Oranges are green

Oranges are green

When you go to the grocery store, which oranges do you put in your cart? If you’re like most people, you pick the richest, orangest ones because they are the ripest and most flavorful, right?

Wrong.

On the tree, a mature orange is usually green-skinned. It will turn orange only if the cold temperature destroys the green chlorophyll pigments. In warmer climates, oranges are always green; but, in the US, oranges are green only if they are picked in the fall before the first cold snap or if they are picked early in the spring when the tree is flooded with chlorophyll to nourish the coming new growth.

The moment the orange growers pick the orange off the tree, they are green, (like in the picture) and that is as ripe and juicy as they will ever get.

So how do the oranges get all “Tropicana” orange before they arrive at your local grocery store? The growers gas them with an ethylene compound, which breaks down the chlorophyll. The deepness of orange is not an assurance of flavor, just a matter of how much extra chemicals went into fooling us.

Even people who know this little fact choose the deeper colored oranges at the grocery store.
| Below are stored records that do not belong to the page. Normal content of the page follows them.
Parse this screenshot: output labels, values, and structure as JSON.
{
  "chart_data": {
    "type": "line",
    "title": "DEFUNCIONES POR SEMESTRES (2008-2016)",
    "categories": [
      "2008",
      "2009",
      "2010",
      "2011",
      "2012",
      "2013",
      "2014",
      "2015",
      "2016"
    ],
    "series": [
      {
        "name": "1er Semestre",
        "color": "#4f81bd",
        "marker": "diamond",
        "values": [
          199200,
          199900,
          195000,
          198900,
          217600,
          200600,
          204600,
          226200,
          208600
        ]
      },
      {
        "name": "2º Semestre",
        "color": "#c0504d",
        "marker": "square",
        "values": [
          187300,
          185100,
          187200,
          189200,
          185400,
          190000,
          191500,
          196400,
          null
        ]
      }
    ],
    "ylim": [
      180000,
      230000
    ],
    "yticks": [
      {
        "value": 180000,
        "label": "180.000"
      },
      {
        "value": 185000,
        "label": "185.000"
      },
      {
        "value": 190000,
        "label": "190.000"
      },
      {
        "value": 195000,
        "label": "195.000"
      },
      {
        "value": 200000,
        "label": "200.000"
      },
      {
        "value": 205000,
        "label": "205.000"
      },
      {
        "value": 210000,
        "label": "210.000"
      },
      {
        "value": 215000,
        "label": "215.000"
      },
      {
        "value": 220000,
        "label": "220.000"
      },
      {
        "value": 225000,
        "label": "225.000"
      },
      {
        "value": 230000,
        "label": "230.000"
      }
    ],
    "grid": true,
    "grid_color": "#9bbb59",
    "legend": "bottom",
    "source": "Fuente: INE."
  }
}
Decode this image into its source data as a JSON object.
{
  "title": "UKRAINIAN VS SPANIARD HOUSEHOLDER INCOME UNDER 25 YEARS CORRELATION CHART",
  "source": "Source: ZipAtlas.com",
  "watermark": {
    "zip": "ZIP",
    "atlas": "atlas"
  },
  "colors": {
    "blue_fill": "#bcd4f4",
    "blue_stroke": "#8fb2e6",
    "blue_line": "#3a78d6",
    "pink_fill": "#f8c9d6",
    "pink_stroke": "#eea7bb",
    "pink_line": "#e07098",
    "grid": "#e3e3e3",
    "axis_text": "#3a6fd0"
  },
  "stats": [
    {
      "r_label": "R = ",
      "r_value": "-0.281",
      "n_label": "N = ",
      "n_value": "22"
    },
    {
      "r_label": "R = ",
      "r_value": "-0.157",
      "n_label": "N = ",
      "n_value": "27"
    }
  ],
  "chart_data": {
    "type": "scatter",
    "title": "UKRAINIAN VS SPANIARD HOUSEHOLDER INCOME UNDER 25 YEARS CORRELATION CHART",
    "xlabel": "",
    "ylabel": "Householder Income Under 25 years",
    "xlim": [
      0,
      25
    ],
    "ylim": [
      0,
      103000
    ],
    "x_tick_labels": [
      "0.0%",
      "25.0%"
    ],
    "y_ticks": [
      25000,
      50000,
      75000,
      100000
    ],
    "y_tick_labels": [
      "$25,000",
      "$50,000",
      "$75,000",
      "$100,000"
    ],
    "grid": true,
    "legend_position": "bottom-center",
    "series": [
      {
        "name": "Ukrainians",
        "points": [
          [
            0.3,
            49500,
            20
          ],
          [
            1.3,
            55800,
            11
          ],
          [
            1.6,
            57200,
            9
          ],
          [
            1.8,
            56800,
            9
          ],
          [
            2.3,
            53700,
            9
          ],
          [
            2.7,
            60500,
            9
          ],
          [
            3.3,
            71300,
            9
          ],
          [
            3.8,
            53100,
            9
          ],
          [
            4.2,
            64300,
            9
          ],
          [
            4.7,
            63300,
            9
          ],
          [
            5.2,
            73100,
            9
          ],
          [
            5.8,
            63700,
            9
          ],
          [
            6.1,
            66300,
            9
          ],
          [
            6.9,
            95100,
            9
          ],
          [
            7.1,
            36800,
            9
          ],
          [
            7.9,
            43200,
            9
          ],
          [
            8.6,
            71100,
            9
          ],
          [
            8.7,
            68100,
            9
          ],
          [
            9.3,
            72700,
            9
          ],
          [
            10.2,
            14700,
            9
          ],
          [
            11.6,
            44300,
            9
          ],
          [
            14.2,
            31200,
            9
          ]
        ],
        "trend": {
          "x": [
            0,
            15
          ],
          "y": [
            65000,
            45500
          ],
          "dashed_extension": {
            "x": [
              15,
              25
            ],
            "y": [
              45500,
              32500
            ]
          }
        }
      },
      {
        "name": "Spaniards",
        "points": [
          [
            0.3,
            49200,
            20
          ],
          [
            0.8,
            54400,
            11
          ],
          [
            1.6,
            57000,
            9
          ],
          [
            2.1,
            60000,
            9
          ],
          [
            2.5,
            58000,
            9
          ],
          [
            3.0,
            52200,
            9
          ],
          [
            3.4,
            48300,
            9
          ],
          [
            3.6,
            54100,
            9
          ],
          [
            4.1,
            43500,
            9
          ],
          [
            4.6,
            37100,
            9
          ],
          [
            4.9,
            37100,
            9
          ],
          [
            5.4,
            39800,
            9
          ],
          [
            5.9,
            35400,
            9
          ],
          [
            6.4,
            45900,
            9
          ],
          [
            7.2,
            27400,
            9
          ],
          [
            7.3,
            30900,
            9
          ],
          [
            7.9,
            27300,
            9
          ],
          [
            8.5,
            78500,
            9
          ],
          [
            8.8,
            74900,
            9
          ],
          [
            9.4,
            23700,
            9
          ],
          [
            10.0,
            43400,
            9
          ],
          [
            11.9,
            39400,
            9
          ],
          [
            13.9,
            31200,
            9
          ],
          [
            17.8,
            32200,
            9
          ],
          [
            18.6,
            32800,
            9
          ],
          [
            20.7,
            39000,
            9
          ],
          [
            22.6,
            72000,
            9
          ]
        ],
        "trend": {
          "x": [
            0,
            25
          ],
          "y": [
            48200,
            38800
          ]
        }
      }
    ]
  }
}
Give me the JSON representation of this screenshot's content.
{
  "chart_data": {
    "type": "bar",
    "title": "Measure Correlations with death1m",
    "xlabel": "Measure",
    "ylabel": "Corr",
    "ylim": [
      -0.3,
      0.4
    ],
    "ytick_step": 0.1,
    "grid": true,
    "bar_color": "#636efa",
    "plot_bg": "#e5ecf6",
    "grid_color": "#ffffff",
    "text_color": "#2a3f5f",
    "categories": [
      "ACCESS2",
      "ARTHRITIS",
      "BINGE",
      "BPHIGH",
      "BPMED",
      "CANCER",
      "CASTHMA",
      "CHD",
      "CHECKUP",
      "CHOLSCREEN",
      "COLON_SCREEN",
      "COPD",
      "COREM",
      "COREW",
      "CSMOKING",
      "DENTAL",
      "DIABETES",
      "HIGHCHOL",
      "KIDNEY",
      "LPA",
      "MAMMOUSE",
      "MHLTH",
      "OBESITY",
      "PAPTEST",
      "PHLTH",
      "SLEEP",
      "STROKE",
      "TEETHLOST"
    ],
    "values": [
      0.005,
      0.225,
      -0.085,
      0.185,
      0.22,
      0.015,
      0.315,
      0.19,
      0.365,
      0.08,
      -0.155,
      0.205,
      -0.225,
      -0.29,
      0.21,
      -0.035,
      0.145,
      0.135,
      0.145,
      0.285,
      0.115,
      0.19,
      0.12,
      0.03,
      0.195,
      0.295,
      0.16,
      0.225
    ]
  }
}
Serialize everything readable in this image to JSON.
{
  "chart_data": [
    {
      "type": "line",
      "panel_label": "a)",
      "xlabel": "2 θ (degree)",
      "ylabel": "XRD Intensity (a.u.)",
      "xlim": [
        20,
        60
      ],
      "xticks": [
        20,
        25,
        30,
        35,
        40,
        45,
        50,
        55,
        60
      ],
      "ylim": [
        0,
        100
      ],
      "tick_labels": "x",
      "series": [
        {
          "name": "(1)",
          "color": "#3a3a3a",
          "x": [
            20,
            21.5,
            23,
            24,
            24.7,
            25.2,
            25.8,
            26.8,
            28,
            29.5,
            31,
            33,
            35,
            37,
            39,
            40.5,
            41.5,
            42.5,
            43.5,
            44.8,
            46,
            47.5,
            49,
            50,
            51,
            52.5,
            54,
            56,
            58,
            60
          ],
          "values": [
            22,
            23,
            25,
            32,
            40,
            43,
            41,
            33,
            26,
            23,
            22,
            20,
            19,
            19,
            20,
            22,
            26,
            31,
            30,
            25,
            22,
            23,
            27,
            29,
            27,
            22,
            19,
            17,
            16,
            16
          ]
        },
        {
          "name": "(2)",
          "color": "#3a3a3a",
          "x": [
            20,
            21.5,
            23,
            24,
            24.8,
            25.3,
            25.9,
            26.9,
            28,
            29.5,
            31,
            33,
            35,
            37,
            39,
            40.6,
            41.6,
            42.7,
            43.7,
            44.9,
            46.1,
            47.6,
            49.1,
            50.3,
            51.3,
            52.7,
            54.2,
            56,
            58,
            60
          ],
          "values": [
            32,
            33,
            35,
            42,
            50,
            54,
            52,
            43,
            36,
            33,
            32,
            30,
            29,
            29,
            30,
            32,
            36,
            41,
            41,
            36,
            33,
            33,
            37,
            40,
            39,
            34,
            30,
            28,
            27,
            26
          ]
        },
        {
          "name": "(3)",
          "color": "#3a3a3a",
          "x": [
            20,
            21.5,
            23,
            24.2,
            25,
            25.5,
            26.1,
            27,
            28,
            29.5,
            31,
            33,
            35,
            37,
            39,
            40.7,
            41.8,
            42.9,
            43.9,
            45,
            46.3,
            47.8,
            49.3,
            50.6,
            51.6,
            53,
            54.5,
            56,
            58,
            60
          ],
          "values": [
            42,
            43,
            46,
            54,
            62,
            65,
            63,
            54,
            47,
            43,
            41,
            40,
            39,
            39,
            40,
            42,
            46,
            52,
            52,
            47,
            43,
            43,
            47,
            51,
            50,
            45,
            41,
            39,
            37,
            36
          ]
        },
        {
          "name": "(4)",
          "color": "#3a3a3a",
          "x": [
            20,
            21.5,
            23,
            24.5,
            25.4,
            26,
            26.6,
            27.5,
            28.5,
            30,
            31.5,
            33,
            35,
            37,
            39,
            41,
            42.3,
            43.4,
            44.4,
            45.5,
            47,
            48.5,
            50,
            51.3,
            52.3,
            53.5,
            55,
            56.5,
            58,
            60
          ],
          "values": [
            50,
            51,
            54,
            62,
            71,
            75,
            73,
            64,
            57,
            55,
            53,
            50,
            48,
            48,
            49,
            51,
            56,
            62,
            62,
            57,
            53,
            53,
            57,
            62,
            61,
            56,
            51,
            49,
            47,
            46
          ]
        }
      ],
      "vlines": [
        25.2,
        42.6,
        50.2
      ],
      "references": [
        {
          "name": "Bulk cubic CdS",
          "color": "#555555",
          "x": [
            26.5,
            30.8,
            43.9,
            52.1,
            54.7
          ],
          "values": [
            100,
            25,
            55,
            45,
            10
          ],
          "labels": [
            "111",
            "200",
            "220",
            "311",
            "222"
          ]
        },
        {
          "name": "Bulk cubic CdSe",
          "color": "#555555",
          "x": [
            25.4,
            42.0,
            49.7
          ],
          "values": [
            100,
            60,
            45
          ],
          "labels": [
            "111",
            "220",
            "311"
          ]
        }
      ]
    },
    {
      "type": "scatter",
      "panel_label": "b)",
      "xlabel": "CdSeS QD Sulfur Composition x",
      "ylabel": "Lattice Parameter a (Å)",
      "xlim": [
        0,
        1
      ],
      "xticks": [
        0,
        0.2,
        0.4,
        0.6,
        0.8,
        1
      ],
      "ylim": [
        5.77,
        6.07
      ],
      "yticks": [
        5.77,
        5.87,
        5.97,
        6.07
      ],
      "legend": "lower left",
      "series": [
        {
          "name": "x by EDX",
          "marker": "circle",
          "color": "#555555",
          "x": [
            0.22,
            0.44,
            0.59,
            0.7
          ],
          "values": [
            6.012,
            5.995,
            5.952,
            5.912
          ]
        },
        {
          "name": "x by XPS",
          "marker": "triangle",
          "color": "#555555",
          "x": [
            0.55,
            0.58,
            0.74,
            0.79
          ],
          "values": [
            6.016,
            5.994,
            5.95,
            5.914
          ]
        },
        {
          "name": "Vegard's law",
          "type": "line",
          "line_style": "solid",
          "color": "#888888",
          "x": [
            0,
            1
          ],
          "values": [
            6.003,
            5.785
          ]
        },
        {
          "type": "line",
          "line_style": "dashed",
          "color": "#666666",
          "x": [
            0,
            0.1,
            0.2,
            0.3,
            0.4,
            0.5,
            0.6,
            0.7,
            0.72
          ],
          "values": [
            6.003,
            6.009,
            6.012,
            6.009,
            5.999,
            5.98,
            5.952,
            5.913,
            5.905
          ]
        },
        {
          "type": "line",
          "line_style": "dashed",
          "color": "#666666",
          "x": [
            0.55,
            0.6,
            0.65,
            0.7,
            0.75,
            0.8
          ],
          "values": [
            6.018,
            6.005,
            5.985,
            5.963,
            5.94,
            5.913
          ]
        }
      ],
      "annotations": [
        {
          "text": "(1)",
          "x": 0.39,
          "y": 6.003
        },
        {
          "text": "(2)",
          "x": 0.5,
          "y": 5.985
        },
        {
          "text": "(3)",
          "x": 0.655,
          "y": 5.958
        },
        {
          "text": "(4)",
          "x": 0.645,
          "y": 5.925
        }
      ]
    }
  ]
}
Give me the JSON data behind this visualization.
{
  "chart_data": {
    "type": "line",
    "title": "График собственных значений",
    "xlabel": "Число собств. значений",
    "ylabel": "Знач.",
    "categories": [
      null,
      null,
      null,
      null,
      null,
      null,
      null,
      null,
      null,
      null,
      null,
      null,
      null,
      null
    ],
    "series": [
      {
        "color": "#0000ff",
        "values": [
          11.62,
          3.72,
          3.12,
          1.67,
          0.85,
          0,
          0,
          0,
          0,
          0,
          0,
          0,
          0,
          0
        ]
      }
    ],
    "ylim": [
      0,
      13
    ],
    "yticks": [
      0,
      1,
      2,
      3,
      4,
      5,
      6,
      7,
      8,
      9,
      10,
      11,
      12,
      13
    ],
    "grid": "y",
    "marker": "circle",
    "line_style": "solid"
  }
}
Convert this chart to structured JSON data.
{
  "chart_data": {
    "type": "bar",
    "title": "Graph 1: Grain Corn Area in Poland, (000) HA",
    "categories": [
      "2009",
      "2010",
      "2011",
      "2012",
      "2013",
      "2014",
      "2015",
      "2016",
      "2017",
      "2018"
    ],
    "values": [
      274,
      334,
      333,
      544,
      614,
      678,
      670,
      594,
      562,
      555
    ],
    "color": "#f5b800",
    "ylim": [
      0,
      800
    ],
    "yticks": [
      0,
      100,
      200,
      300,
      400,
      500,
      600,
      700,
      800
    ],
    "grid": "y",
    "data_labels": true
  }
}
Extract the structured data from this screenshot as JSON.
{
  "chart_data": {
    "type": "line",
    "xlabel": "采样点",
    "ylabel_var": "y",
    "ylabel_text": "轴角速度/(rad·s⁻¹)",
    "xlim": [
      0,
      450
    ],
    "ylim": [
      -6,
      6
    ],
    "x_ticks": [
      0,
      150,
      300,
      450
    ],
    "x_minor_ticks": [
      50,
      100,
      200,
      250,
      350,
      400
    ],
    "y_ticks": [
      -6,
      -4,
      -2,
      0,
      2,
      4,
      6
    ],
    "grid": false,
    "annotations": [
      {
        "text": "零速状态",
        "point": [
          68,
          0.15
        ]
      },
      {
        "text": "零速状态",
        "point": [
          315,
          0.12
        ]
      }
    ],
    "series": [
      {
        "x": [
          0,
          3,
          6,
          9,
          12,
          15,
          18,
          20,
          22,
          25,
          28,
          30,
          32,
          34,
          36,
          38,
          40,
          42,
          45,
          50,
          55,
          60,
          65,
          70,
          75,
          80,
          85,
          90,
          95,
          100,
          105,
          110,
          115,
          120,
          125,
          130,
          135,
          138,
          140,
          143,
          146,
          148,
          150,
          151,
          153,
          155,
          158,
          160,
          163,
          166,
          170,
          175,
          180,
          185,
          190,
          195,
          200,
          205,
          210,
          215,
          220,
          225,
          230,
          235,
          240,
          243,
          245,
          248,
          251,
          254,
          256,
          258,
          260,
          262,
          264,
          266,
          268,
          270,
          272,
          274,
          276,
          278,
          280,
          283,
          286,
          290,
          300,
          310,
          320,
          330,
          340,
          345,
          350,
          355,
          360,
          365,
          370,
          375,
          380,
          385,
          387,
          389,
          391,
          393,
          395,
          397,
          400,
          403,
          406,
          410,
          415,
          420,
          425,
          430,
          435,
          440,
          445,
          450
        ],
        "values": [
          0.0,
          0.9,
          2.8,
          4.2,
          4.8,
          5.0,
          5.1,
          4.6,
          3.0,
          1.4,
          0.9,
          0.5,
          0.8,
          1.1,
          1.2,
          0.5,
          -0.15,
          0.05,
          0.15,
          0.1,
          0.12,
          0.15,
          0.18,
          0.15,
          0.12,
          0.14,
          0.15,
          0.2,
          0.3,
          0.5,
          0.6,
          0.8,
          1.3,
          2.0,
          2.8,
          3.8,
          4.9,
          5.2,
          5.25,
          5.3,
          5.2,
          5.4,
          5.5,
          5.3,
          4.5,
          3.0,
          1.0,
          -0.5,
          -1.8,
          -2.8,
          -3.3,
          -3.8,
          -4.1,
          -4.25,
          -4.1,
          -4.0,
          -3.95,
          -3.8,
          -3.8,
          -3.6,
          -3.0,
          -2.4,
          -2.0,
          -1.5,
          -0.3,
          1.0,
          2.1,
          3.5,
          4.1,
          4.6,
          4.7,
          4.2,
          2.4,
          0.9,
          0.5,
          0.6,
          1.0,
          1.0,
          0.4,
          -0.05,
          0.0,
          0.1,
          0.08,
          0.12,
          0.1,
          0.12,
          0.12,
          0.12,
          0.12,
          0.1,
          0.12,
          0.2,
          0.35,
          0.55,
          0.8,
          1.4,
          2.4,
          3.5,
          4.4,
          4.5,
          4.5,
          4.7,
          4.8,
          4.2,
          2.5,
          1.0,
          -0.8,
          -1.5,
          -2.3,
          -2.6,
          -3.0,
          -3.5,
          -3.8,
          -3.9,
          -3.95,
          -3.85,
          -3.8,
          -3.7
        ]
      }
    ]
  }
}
This consumer desire for a deep orange color runs so deep it even affected Tropicana in their recent branding debacle. Consumers want the orange, and in this case the straw too.

The same thing is happening right now, across America. Unable to see inside, consumers are choosing services based on the things they can see. This is why design and first impressions are so important. You could have the absolute best service in your industry but if your website looks unprofessional, you’ll get passed over for oranger oranges.

Are you putting your best peel forward?